Human Papillomavirus 16 Oncoprotein E7 Retards Mitotic Progression by Blocking Mps1-MAP4 Signaling Cascade
Yu Guo, Xiaojuan Zhang, Quanbin Xu, Fuxing Gong, Xiaoqian Shi, Chaokun Li, Rui Huang, Fangyuan Nie, Wen Zhu, Jiujie Li, Junbo Tang, Runting Li, Limeng Zhang, Longxin Chen & Runlin Z. Ma
Human epithelial cells can be infected by more than 200 types of human papilloma viruses (HPVs), and persistent HPV infections lead to cervical cancer or other deadly cancers. It has been established that mitotic progression is critical for HPV16 infection, but the underlying mechanism remains unknown. Here, we report that oncoprotein E7 of HPV16 but not HPV18 retards mitotic progression in host cell by direct binding to the C terminus of Microtubule-Associated Protein 4 (MAP4). MAP4 is a novel bona fide target of HPV16E7 protein which binds and recruits the latter to spindle microtubule in mitosis. HPV16E7 protein promotes MAP4 stability by inhibiting MAP4 phosphorylation- mediated degradation to increase the stability of microtubule polymerization and cause an extend mitotic progression.

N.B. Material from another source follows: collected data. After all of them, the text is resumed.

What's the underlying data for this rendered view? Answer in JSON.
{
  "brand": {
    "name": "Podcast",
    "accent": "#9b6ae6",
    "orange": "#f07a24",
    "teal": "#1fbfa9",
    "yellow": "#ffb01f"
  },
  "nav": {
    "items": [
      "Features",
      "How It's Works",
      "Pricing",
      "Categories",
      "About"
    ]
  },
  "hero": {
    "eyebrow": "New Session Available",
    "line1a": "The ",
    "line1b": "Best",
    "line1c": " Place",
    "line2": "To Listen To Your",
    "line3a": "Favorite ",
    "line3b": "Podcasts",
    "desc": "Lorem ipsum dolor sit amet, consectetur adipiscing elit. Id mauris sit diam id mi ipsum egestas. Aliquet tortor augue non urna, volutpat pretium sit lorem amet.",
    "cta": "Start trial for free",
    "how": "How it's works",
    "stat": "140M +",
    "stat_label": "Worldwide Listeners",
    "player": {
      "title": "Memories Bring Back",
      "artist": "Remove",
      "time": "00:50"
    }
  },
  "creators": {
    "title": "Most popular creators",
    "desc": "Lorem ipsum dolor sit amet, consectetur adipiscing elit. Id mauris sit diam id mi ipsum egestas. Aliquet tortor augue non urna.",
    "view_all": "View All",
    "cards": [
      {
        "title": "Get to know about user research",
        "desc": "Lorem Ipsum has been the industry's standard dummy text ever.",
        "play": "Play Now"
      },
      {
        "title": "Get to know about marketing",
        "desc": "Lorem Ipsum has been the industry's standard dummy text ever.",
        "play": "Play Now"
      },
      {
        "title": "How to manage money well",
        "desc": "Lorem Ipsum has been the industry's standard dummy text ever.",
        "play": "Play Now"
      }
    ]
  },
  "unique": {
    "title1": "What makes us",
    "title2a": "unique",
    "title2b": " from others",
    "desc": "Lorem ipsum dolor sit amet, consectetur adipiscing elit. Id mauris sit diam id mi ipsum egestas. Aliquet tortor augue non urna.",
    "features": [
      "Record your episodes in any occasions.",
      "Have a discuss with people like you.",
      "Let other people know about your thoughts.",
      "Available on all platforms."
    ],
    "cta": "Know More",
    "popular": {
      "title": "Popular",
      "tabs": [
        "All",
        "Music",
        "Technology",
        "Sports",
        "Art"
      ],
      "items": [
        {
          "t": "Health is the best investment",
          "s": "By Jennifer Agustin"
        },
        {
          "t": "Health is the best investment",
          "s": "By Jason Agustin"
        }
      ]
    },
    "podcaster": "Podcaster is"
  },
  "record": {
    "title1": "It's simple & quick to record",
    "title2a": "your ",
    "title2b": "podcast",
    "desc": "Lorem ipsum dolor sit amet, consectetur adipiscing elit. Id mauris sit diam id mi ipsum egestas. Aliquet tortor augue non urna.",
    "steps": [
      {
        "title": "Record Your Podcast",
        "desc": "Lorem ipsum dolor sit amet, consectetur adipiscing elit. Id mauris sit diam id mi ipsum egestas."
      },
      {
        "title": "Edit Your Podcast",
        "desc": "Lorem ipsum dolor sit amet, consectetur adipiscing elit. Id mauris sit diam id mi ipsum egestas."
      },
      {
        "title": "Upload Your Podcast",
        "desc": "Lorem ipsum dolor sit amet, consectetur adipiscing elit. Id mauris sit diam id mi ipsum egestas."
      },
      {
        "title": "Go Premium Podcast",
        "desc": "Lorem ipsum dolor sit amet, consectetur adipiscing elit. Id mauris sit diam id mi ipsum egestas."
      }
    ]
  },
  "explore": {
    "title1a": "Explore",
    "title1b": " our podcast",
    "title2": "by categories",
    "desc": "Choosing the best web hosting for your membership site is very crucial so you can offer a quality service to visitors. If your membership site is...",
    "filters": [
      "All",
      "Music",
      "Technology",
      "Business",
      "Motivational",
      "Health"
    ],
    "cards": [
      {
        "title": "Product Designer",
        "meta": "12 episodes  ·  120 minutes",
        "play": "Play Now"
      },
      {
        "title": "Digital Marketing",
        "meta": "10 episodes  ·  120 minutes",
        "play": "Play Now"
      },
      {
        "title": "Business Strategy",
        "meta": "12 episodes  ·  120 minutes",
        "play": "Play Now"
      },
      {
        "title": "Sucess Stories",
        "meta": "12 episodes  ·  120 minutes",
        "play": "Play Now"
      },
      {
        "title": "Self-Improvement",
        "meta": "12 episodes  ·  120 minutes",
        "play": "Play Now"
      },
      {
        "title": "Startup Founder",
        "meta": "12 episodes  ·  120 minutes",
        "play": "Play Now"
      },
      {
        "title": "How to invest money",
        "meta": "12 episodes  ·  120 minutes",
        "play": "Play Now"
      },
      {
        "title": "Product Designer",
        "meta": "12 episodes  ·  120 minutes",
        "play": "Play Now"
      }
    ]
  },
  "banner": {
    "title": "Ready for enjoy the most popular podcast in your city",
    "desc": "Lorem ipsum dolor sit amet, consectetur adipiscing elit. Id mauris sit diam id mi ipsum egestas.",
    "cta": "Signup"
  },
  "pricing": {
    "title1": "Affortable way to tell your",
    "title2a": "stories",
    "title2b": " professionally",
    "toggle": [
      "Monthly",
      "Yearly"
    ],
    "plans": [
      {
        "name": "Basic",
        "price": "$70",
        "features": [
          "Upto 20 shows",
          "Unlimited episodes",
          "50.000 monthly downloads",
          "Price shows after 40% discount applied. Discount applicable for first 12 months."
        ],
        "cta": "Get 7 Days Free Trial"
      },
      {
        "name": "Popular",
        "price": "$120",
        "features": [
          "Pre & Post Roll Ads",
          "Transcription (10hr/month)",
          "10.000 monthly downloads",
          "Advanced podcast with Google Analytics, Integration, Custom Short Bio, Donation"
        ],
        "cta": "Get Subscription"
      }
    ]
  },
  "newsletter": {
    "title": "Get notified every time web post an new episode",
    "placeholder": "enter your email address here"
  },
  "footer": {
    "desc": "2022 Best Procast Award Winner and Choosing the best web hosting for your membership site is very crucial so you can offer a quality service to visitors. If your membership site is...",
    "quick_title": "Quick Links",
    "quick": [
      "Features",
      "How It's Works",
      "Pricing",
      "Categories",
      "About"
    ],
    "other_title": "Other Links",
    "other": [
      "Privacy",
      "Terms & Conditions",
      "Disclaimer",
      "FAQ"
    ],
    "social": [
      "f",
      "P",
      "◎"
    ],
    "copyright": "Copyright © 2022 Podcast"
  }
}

We further uncovered that Mps1 is a kinase of MAP4, and E7-MAP4 binding blocks Mps1 phosphorylation of MAP4, thereby interrupting phosphorylation-dependent MAP4 degradation. Mutations of MAP4 at T927ES928E partially abolished E7-binding capacity and rescued mitotic progression in host cells. In conclusion, our study reveals a molecular mechanism by which HPV16E7 perturbs host mitotic progression by interfering Mps1-MAP4 signaling cascade, which results in an extended infection window and may facilitate the persistent HPV16 infection.